USA health care is ridiculously expensive. It’s good, but no statistics show that US healthcare is better than any other developed country. Nor any better than accredited facilities in large, developing countries. Look at these comparisons according to Medicaltourism.com:
Procedure USA cost India cost in accredited facility
Heart Bypass $123,000 $7,900
Heart Valve Replacement $170,000 $10,450
Hip Replacement $40,364 $7,200
Knee Replacement $35,000 $6,600
Spinal Fusion $110,000 $10,300
Hysterectomy $15,400 $3,200
Cornea Replacement $17,500 $2,800
Over 1/3 of Americans live with the myth that if they need medical care, somehow it will magically happen at no cost. The Affordable Care Act tried to fix that myth by making everyone buy health insurance. But Congress removed that government mandate. So most Americans that don’t have company-sponsored health insurance don’t buy insurance. Their primary source of health insurance is hope. When illness or accident happens these folks end up with extra-ordinary debt. And they can’t eliminate this debt because health care debt doesn’t go away in bankruptcy. So every year more and more people learn that an unexpected health incident means they will spend the rest of their lives paying for medical services that were 10x or 100x what they expected.
This is a trend that will not end soon. Costs keep going up. The political sides are too divided on what to do. And health insurance companies spend literally billions annually to make sure insurance for all (referred to as Medicare for all) never becomes reality.
This trend means there is opportunity. And that has become medical tourism. Literally, flying to foreign countries for medical procedures.
You may say “not me.” But if you have no money in the bank, and you let your health insurance lapse when you lost your last corporate job ended and you entered the gig economy, you could face a very tough situation. The same one almost all farmers face, and most small business owners, since their insurance is unaffordable. And most 1099 contract employees. When you have an unexpected heart attack at age 41 you wake up to hear a hospital admin say “you are alive, but you need surgery. If you want to live, we can do a heart bypass. Just sign this document and you’ll wake up somewhere north of $123,000 in debt.” Which means you’ll lose your house, for sure. Your kids won’t go to college. And you’ll never again buy a new car.
Or you blow out a hip, or knee,playing that Sunday basketball pick-up game – or golf. You’re 50-55, so too young for Medicare. But you lost health insurance years ago. Or you have a minimalistic plan which will cover a fraction of the cost. Finding the cost is $35,000 to $40,000 (or more likely $60,000 at a for-profit US hospital) are you really able to afford this? Or will you spend your life using crutches, or in a wheelchair? Or start an on–line begging campaign from your friends to cover the cost?
Suddenly, being a medical tourist doesn’t sound so unlikely. Saving $30,000 to $100,000 could determine your financial future. This trend was pretty clear back in 2010 when I pointed out that US medical tourists grew from 700,000 in 2007 to 1.2 million in just 3 years. The trend was actually obvious in 2005, when most people laughed at the idea of medical tourism – because they refused to look at the demographic and cost trends.
That’s why medical tourism is already a $20B business. And growing at 18% annually. Some analysts estimate the global market at almost $80B. Demographics are all in favor of future growth. The developed world population is aging. Health care costs are going up. Government ability to pay is going down. Insurers are charging outrageous rates. Fewer people are buying health care, and even fewer are buying “gold plated plans” that match the average plan in 1990. And American health care policies, in particular, keep driving up costs. It is EASY to see that as people can’t afford care at home, so they WILL be making more trips overseas.
There are already companies making the plunge. Some are matching services between patients and medical facilities. Some are building certified medical facilities in places like India, Singapore, Brazil, Malaysia, Thailand, Costa Rica and Mexico. The opportunities are as big as the health industry.
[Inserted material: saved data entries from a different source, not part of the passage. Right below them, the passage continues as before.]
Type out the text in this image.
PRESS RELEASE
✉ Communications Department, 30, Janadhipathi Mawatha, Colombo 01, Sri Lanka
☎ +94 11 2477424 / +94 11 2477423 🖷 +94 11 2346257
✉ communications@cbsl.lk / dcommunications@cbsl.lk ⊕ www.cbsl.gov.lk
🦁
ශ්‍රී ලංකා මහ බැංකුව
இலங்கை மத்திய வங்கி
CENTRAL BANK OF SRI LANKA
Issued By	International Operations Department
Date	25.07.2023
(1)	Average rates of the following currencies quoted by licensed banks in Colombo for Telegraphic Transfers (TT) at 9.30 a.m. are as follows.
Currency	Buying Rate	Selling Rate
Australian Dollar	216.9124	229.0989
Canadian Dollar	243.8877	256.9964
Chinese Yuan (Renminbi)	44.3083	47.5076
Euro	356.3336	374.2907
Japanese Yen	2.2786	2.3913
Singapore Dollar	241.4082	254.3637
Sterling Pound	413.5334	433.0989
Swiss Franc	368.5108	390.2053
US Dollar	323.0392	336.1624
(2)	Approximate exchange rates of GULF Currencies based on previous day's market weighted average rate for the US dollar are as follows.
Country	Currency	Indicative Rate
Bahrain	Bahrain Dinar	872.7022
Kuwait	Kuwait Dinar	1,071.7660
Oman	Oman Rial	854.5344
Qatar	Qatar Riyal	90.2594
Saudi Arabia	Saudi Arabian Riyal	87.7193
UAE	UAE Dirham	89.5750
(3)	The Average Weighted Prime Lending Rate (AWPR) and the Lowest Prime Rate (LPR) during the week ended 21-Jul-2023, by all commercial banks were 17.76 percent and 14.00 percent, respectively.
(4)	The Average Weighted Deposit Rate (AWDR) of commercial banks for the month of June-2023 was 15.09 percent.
And this trend affects every business. Are you still stuck in the status quo thinking of extremely expensive insurance for employees, or none? Medical tourism offers a plethora of other opportunities. You can offer a bare-bones domestic plan, with augmented insurance to be a medical tourist. Or even a company sponsored plan, with the opportunity for employees to build a health-care bank, and a relationship with a medical tourism company to help employees find providers offshore. And gig-economy employees can drop the idea of domestic coverage (other than bare bones) for a mixed program including offshore insurance.
Fighting the health cost trend in the USA is foolish. Doing nothing hurts your competitiveness. Given the opportunities in medical tourism, are you thinking about how to build on this trend as a new business? Or a way to offer more to full time and 1099 contractors?